To use StatXact, we put the data in the CaseData editor and then select
Nonparametrics > One-Sample Goodness-of-Fit > Kolmogorov ...
Then click the variable into the Response box using the arrow, select
Normal from the Type menu under Distribution, and enter the values for
the Mean and Std-dev. Finally click to select Exact (under Compute),
and click OK.
The value of the test statistic is 0.162, and the exact p-value is 0.8623
(and the asymptotic p-value is 0.9111).
StatXact can also be used to do Lilliefors's test and the Shapiro-Wilk test.

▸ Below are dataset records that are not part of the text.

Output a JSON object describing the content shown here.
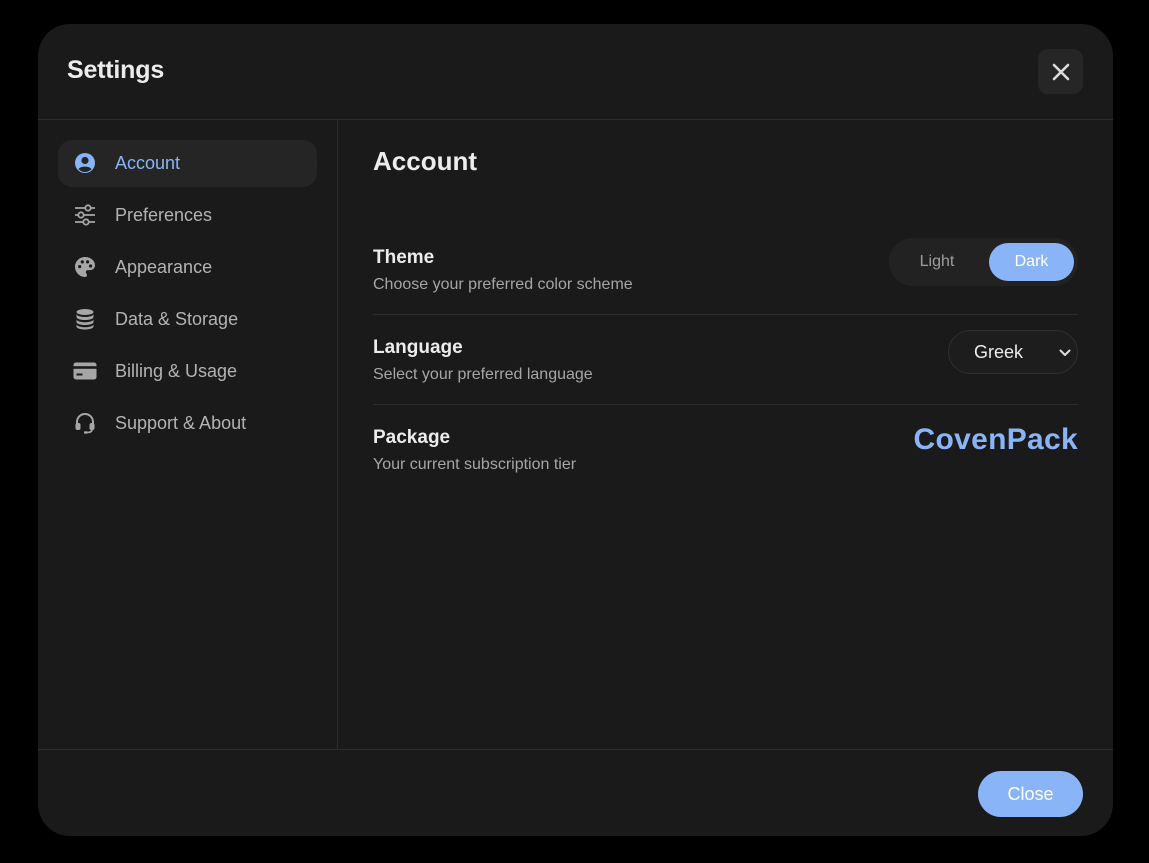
{
  "header": {
    "title": "Settings",
    "close_icon": "close-icon"
  },
  "sidebar": {
    "items": [
      {
        "label": "Account",
        "icon": "account-circle-icon",
        "active": true
      },
      {
        "label": "Preferences",
        "icon": "sliders-icon",
        "active": false
      },
      {
        "label": "Appearance",
        "icon": "palette-icon",
        "active": false
      },
      {
        "label": "Data & Storage",
        "icon": "database-icon",
        "active": false
      },
      {
        "label": "Billing & Usage",
        "icon": "credit-card-icon",
        "active": false
      },
      {
        "label": "Support & About",
        "icon": "headset-icon",
        "active": false
      }
    ]
  },
  "main": {
    "title": "Account",
    "theme": {
      "label": "Theme",
      "description": "Choose your preferred color scheme",
      "options": [
        "Light",
        "Dark"
      ],
      "selected": "Dark"
    },
    "language": {
      "label": "Language",
      "description": "Select your preferred language",
      "value": "Greek"
    },
    "package": {
      "label": "Package",
      "description": "Your current subscription tier",
      "value": "CovenPack"
    }
  },
  "footer": {
    "close_label": "Close"
  },
  "colors": {
    "accent": "#8ab4f8",
    "background": "#1a1a1a",
    "overlay": "#000000"
  }
}
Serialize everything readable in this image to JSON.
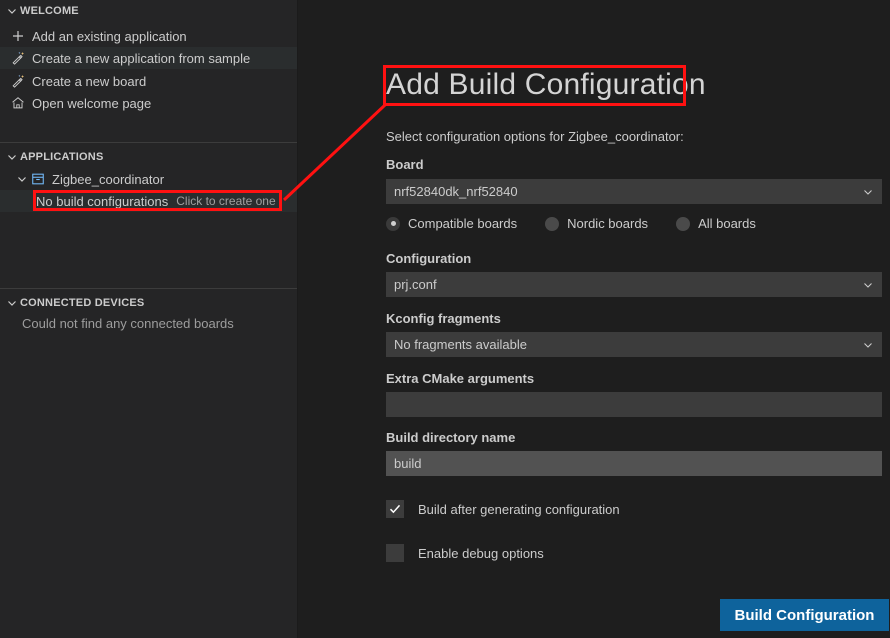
{
  "sidebar": {
    "sections": [
      {
        "id": "welcome",
        "title": "WELCOME",
        "twisty": "chevron-down-icon",
        "items": [
          {
            "label": "Add an existing application",
            "icon": "plus-icon",
            "selected": false
          },
          {
            "label": "Create a new application from sample",
            "icon": "wand-icon",
            "selected": true
          },
          {
            "label": "Create a new board",
            "icon": "wand-icon",
            "selected": false
          },
          {
            "label": "Open welcome page",
            "icon": "home-icon",
            "selected": false
          }
        ]
      },
      {
        "id": "applications",
        "title": "APPLICATIONS",
        "twisty": "chevron-down-icon",
        "items": [
          {
            "label": "Zigbee_coordinator",
            "icon": "archive-box-icon",
            "twisty": "chevron-down-icon",
            "selected": false
          },
          {
            "label": "No build configurations",
            "hint": "Click to create one",
            "icon": "none",
            "selected": true
          }
        ]
      },
      {
        "id": "connected-devices",
        "title": "CONNECTED DEVICES",
        "twisty": "chevron-down-icon",
        "items": [
          {
            "label": "Could not find any connected boards",
            "icon": "none",
            "selected": false
          }
        ]
      }
    ]
  },
  "main": {
    "title": "Add Build Configuration",
    "subtitle": "Select configuration options for Zigbee_coordinator:",
    "fields": {
      "board": {
        "label": "Board",
        "value": "nrf52840dk_nrf52840",
        "chevron": "chevron-down-icon"
      },
      "board_filter": {
        "options": [
          {
            "label": "Compatible boards",
            "selected": true
          },
          {
            "label": "Nordic boards",
            "selected": false
          },
          {
            "label": "All boards",
            "selected": false
          }
        ]
      },
      "configuration": {
        "label": "Configuration",
        "value": "prj.conf",
        "chevron": "chevron-down-icon"
      },
      "kconfig_fragments": {
        "label": "Kconfig fragments",
        "value": "No fragments available",
        "chevron": "chevron-down-icon"
      },
      "extra_cmake_arguments": {
        "label": "Extra CMake arguments",
        "value": "",
        "placeholder": ""
      },
      "build_directory_name": {
        "label": "Build directory name",
        "value": "build"
      }
    },
    "checkboxes": [
      {
        "label": "Build after generating configuration",
        "checked": true
      },
      {
        "label": "Enable debug options",
        "checked": false
      }
    ],
    "primary_button": "Build Configuration"
  },
  "annotation": {
    "color": "#ff1111",
    "highlight_title": "Add Build Configuration",
    "highlight_sidebar_row": "No build configurations"
  },
  "colors": {
    "editor_background": "#1e1e1e",
    "sidebar_background": "#252526",
    "selection": "#2a2d2e",
    "input_background": "#3c3c3c",
    "input_background_light": "#525252",
    "button_primary": "#0e639c",
    "text": "#cccccc",
    "accent_blue": "#75beff",
    "annotation_red": "#ff1111"
  }
}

With the data in the CaseData editor, select
Nonparametrics > One-Sample Goodness-of-Fit > Lilliefors ...
Then click the variable into the response box. (Since StatXact does this
test using the Monte Carlo method, before running this test, the number of
Monte Carlo trials should be set to 1000000 and the random number seed should
be set to the fixed value of 23456.) Finally, click OK to run Lillifors's
test.
The Monte Carlo estimate of the exact p-value is about 0.23. (Note: StatXact
reports 0.2293, but note that the confidence interval for the exact p-value is
(0.2282, 0.2304), which indicates that there is some uncertainty associated
with the estimated p-value. So it would be silly to report the p-value using
four significant digits. I think it's better to just report any sort of
approximate or estimated p-value using only two significant digits.)
For the Shapiro-Wilk test use
Nonparametrics > One-Sample Goodness-of-Fit > Shapiro-Wilk ...
Click the variable into the box and then click OK ... it's that simple.
StatXact always does this test using an approximate p-value formula.
So we can round the reported p-value of 0.199 to 0.20. (Note: The
p-value is in the same ballpark as the one from Lilliefors's test.)